DLC I don’t think it is possible to avoid aestheticising these systems of power. On the contrary, it is precisely through aestheticisation that such systems become visible, legible, and therefore open to critique. The risk lies not so much in representing them, but in doing so in an uncritical or complicit way. For this reason, the project seeks to maintain an ambiguous position, where attraction and critical distance coexist. It is not a matter of withdrawing from the image, but of using it as a tool to reveal the contradictions it itself produces.
"I don’t think it is possible to avoid aestheticising these systems of power. On the contrary, it is precisely through aestheticisation that such systems become visible, legible, and therefore open to critique."
KOOZ If the White House embodies a globalised model of political domesticity, what alternative forms of “domestic power” should architecture begin to imagine today?
DLC Today, the question of the domestic is widely misunderstood. It seems to have lost its critical relevance, even within professional journals. On social media, the display of the domestic has become something akin to pornography, only it is not restricted to those over eighteen. Houses are now only observed ‘through the keyhole’, and we are no longer capable of seeing homes as outposts of change. In a kind of short circuit, we are also changing the way we inhabit them, much as has happened with the White House. The difference is that our homes are the theatre of our existence, often a political one as well. Perhaps we should begin again from the narratives of those who lack political representation, from more marginal groups, independent cultures, or those who do not have a home at all, or struggle to afford one. Even our students often face difficulties in finding housing at accessible prices.
KOOZ Ultimately, is the exhibition an act of critique, or does it also risk reproducing the symbolic power it analyses?

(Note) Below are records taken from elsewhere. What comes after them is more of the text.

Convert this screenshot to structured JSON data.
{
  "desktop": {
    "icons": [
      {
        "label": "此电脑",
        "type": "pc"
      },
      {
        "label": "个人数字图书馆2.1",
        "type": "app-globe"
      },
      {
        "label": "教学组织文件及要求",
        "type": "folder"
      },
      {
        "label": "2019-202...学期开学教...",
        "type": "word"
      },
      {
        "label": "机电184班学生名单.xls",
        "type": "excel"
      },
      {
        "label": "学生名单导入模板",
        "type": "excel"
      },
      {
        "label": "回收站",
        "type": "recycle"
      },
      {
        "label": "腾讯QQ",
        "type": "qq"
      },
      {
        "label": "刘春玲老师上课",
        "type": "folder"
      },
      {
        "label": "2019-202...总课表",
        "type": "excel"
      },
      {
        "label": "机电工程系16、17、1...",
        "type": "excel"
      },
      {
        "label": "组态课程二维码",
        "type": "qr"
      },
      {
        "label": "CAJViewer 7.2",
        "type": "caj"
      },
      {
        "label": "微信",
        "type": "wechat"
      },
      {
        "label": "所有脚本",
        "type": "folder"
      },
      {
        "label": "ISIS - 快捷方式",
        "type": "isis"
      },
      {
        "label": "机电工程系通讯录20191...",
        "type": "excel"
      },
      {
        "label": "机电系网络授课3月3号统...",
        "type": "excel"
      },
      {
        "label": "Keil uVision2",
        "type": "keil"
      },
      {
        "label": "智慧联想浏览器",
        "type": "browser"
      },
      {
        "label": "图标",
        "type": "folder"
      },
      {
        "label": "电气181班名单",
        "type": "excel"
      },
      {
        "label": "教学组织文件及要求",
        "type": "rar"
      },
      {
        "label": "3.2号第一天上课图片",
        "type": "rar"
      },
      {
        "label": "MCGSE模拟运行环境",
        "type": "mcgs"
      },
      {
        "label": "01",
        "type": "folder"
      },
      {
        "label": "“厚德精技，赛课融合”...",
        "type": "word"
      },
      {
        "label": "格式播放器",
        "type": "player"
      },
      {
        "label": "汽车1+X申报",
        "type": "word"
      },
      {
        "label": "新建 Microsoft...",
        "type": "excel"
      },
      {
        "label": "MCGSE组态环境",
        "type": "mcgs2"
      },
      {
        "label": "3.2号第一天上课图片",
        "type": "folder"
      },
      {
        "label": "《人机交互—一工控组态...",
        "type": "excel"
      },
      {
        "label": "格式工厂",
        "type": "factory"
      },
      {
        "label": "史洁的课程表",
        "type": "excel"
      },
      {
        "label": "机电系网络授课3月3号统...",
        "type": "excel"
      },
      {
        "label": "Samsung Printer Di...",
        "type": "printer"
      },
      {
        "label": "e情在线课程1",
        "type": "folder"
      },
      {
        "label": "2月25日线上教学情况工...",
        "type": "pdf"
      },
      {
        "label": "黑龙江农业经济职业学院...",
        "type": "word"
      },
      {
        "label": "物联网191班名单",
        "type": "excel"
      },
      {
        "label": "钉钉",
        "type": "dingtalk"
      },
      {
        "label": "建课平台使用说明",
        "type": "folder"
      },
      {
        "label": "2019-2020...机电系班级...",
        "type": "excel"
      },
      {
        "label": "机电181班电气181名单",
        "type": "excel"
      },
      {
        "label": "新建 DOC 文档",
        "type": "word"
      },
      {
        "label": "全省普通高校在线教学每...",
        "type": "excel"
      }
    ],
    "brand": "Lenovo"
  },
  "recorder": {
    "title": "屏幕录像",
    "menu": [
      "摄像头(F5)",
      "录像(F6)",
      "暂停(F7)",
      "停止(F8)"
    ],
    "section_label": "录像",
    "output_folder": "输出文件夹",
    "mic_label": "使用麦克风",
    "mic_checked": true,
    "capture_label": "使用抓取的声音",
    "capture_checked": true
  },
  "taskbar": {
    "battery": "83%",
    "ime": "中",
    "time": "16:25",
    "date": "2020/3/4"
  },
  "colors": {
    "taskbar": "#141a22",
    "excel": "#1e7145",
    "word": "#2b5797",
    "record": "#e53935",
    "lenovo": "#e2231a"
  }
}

DLC The exhibition positions itself within a zone of productive ambiguity: on the one hand, it performs a critical function; on the other, it cannot entirely escape reproducing the symbolic devices it seeks to question. It is precisely within this tension that a space for reflection emerges.
BIO
Davide Fabio Colaci is the director of DFC Studio, which looks at the transformations of contemporary habitat through design and interdisciplinary research. It is involved in design and curatorship investigating the phenomena of change related to design culture with specific experience in exhibition and temporary design, from the house to the event. Colaci is a lecturer in Interior Architecture and Exhibition Design at Politecnico di Milano and Course Leader of the Master’s Degree in Interior Design, IED Milan.